HDL Implementation of Video Generator Test for 16-bit PVB's
-
ElEctric_EyE
- Posts: 3260
- Joined: 02 Mar 2009
- Location: OH, USA
Re: HDL Implementation of Video Generator Test for 16-bit PV
Arlet wrote:
... you don't keep track of the latency of the SRAM. If you were to implement that properly, you'll find that you need to update the address earlier in the pipeline than the RGB channel data.
Re: HDL Implementation of Video Generator Test for 16-bit PV
The problem is that you'll need a memory controller with read/write capabilities, otherwise there's not much point in reading the correct pixel out of the SRAM. But in addition to a memory controller, you also need a video generator that doesn't mind if the data from the memory doesn't arrive with predictable timing (otherwise you can't do any writes during active video), so it needs a FIFO.
If I were doing this, I'd start with a simple test image generator, like a black/white checker board pattern with a blue border and figure out how to properly align the sync signals so that all pixels end up where you intended. After that, try doing some more complicated stuff, like a rotozoom, or a low resolution bit mapped screen from block RAM, or a character generator from block RAM. When that all works, go back to external RAM. That's basically how I started.
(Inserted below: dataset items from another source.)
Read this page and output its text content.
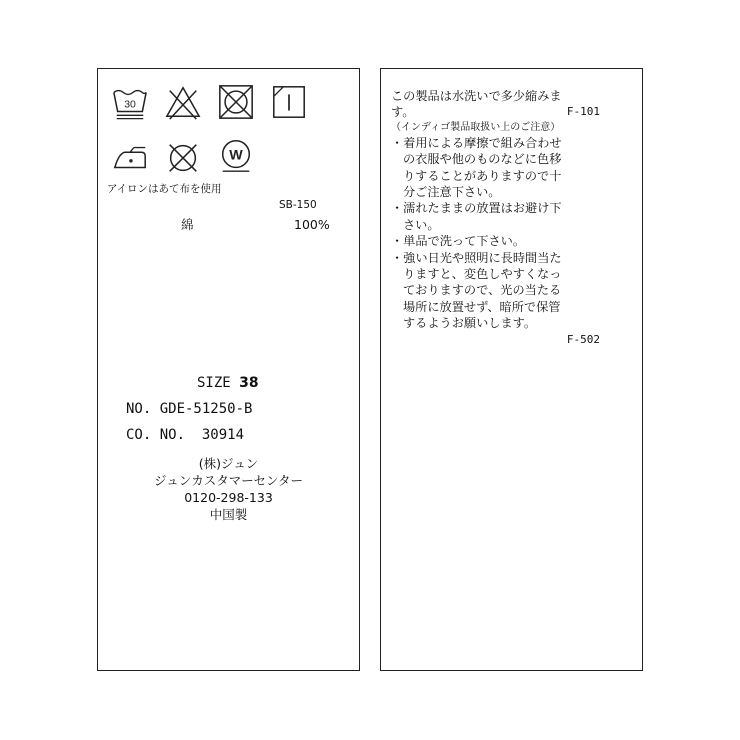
30
W
アイロンはあて布を使用
SB-150
綿	100%
SIZE 38
NO. GDE-51250-B
CO. NO.  30914
(株)ジュン
ジュンカスタマーセンター
0120-298-133
中国製
この製品は水洗いで多少縮みま
す。	F-101
（インディゴ製品取扱い上のご注意）
・着用による摩擦で組み合わせ
の衣服や他のものなどに色移
りすることがありますので十
分ご注意下さい。
・濡れたままの放置はお避け下
さい。
・単品で洗って下さい。
・強い日光や照明に長時間当た
りますと、変色しやすくなっ
ておりますので、光の当たる
場所に放置せず、暗所で保管
するようお願いします。
F-502
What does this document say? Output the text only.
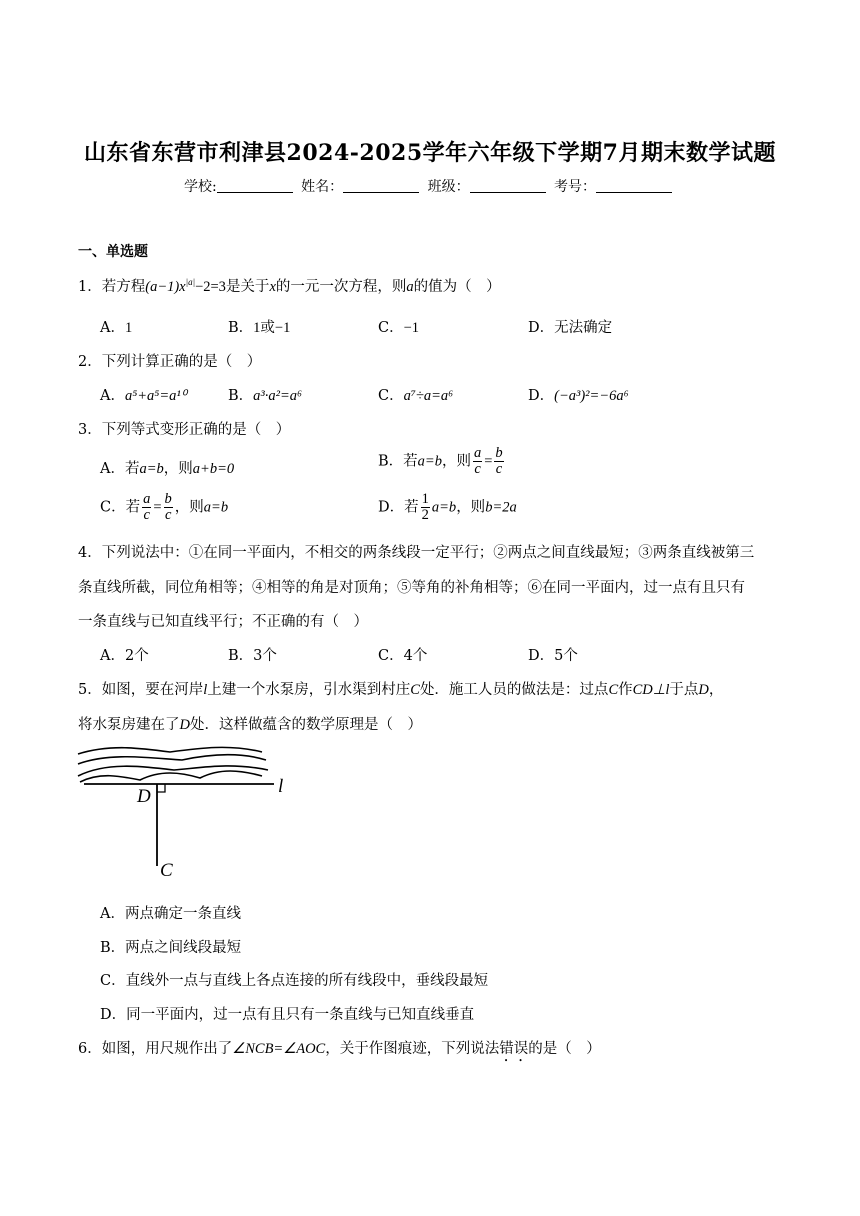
山东省东营市利津县2024-2025学年六年级下学期7月期末数学试题
学校:	姓名：	班级：	考号：
一、单选题
1．若方程$(a-1)x^{|a|}-2=3$是关于x的一元一次方程，则a的值为（　）
A．1	B．1或−1	C．−1	D．无法确定
2．下列计算正确的是（　）
A．a⁵+a⁵=a¹⁰	B．a³·a²=a⁶	C．a⁷÷a=a⁶	D．(−a³)²=−6a⁶
3．下列等式变形正确的是（　）
A．若a=b，则a+b=0	B．若a=b，则 $\frac{a}{c} = \frac{b}{c}$
C．若 $\frac{a}{c} = \frac{b}{c}$ ，则a=b	D．若 $\frac{1}{2} a=b$，则b=2a
4．下列说法中：①在同一平面内，不相交的两条线段一定平行；②两点之间直线最短；③两条直线被第三
条直线所截，同位角相等；④相等的角是对顶角；⑤等角的补角相等；⑥在同一平面内，过一点有且只有
一条直线与已知直线平行；不正确的有（　）
A．2个	B．3个	C．4个	D．5个
5．如图，要在河岸l上建一个水泵房，引水渠到村庄C处．施工人员的做法是：过点C作CD⊥l于点D，
将水泵房建在了D处．这样做蕴含的数学原理是（　）
D	l
C
A．两点确定一条直线
B．两点之间线段最短
C．直线外一点与直线上各点连接的所有线段中，垂线段最短
D．同一平面内，过一点有且只有一条直线与已知直线垂直
6．如图，用尺规作出了∠NCB=∠AOC，关于作图痕迹，下列说法错误的是（　）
If I were doing this, I'd start with a simple test image generator, like a black/white checker board pattern with a blue border and figure out how to properly align the sync signals so that all pixels end up where you intended. After that, try doing some more complicated stuff, like a rotozoom, or a low resolution bit mapped screen from block RAM, or a character generator from block RAM. When that all works, go back to external RAM. That's basically how I started.
-
ElEctric_EyE
- Posts: 3260
- Joined: 02 Mar 2009
- Location: OH, USA
Re: HDL Implementation of Video Generator Test for 16-bit PV
Sounds like a good plan of attack. I've successfully made my first 100% verilog project now as well, even the top_level.
-
ElEctric_EyE
- Posts: 3260
- Joined: 02 Mar 2009
- Location: OH, USA
Re: HDL Implementation of Video Generator Test for 16-bit PV
Arlet wrote:
...If I were doing this, I'd start with a simple test image generator, like a black/white checker board pattern with a blue border and figure out how to properly align the sync signals so that all pixels end up where you intended. After that, try doing some...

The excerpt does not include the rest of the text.